MCI suggests major reforms in undergraduate course

Recommends doubling intake of medical students to meet doctors' shortage

January 01, 2011 11:50 pm | Updated October 13, 2016 04:12 pm IST - NEW DELHI:

The Medical Council of India (MCI) has recommended major reforms in the undergraduate course in medicine by converting conventional education into a competency-based module to develop skilled doctors through early clinical exposure. It has also suggested doubling the intake of medical students to meet the healthcare needs of the country in the coming years.

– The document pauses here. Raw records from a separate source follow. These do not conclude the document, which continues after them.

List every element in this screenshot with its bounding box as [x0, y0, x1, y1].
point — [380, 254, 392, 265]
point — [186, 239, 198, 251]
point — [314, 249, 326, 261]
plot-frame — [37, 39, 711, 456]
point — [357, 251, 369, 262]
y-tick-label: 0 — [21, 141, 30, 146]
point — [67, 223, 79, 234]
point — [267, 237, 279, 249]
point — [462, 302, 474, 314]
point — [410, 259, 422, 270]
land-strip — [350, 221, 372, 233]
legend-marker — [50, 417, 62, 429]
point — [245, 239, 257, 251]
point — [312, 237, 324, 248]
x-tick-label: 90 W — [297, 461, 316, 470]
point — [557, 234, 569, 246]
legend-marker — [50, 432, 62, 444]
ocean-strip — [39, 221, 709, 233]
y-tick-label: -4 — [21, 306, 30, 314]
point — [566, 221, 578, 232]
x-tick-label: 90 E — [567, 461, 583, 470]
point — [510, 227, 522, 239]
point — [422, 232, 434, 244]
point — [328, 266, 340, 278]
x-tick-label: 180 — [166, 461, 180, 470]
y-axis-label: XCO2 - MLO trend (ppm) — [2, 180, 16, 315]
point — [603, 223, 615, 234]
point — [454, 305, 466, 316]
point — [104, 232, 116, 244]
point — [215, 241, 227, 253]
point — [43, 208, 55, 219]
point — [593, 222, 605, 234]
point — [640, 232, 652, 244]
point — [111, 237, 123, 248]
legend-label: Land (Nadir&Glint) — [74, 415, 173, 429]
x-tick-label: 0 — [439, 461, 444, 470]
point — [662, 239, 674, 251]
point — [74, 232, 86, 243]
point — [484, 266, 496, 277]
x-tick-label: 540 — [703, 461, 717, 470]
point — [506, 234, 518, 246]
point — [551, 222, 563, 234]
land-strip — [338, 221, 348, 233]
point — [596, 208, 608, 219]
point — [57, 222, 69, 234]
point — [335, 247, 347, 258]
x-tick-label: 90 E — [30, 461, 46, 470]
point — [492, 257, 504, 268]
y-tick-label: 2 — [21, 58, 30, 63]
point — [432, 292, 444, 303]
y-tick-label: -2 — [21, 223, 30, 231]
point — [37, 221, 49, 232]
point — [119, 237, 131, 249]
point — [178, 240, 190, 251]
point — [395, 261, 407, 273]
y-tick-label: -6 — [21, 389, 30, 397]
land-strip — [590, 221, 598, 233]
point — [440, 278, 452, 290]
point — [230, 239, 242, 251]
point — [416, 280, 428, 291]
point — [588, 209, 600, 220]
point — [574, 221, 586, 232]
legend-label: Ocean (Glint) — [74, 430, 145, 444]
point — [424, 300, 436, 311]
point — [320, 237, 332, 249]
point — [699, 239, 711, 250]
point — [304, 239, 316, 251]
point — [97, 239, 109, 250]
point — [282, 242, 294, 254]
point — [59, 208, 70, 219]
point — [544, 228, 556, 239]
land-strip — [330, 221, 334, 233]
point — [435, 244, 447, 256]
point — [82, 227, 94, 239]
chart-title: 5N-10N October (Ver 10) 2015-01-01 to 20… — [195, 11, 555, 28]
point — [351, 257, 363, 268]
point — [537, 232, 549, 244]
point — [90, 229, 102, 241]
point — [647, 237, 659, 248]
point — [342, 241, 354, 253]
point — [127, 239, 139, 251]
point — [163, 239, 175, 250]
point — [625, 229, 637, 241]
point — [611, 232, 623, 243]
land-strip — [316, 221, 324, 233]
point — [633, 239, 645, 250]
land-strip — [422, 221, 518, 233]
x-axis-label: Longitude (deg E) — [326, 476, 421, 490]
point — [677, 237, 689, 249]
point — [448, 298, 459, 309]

Pointing out that the current undergraduate curriculum in medicine did not make an MBBS degree holder feel equipped with adequate skills and competence to take care of the common problems at the secondary and tertiary level, the Undergraduate Education Working Group has said this factor also prevents young doctors from going to practice in the rural and primary health centres. The goal of training is not focused on providing health care to the needy and the disadvantaged, the eight-member working group has said in its report.

Distance education

It recommends options for distance education towards a fellowship or diploma in areas such as diabetic care, HIV medicine, geriatric medicine, hospital infection control, hospital management, and inclusion of medical ethics, forensic medicine and hospital infection control in the regular curriculum.

According to the report, the current intake of medical colleges and the critical mass of doctors would have to be doubled if India had to achieve the world average doctor-population ratio of 1.5:1000 by 2031 as against the present 1:1700.

Taking into consideration the existing medical colleges in the country, it was felt that the current intake of medical colleges and the critical mass of doctors should be doubled to achieve this target.

At present, there are 330 medical colleges with an intake of approximately 35,000 and with the present intake the shortfall of doctors by 2031 is estimated at 9.54 lakh.

To offset this, the report has suggested increasing the intake in the medical colleges wherever there is adequate infrastructure of teachers, equipment and clinical load and to augment infrastructure in relation to clinical load by attaching established medical colleges to district-level hospitals or secondary hospitals run by government agencies; upgrading existing larger district hospitals and augmenting their infrastructure to become community medical colleges through private-public partnership or public-private partnership and starting new medical colleges and hospitals preferably in States and underserved areas with doctors and medical colleges.

Clinical training

Chaired by George Mathew, Principal of the Christian Medical College, Vellore, the group stressed the need for restructuring the MBBS course with a four-year course and six months elective with a one-year internship. Clinical training should be included from the first year itself.

The past curricular revisions have mostly added to the existing content without undertaking the exercise to remove what is obsolete and outdated. This exercise needs to be taken up in a detailed and extensive manner and make the curriculum as efficient as possible, the report has said. It has to be discipline-based curriculum and lack of integration between basic and laboratory science and clinical medicine should be addressed.

It goes on to add that each medical college should be linked to the local health system, including Community Health Centres, taluka hospitals and primary health care centres that can be used as training base for medical students.

The Working Group was set up in July last year to evolve a roadmap for medical education in India and to evolve a broad policy on the duration and curricular changes that could be adopted as future strategies to make medical education in India comparable to global standards.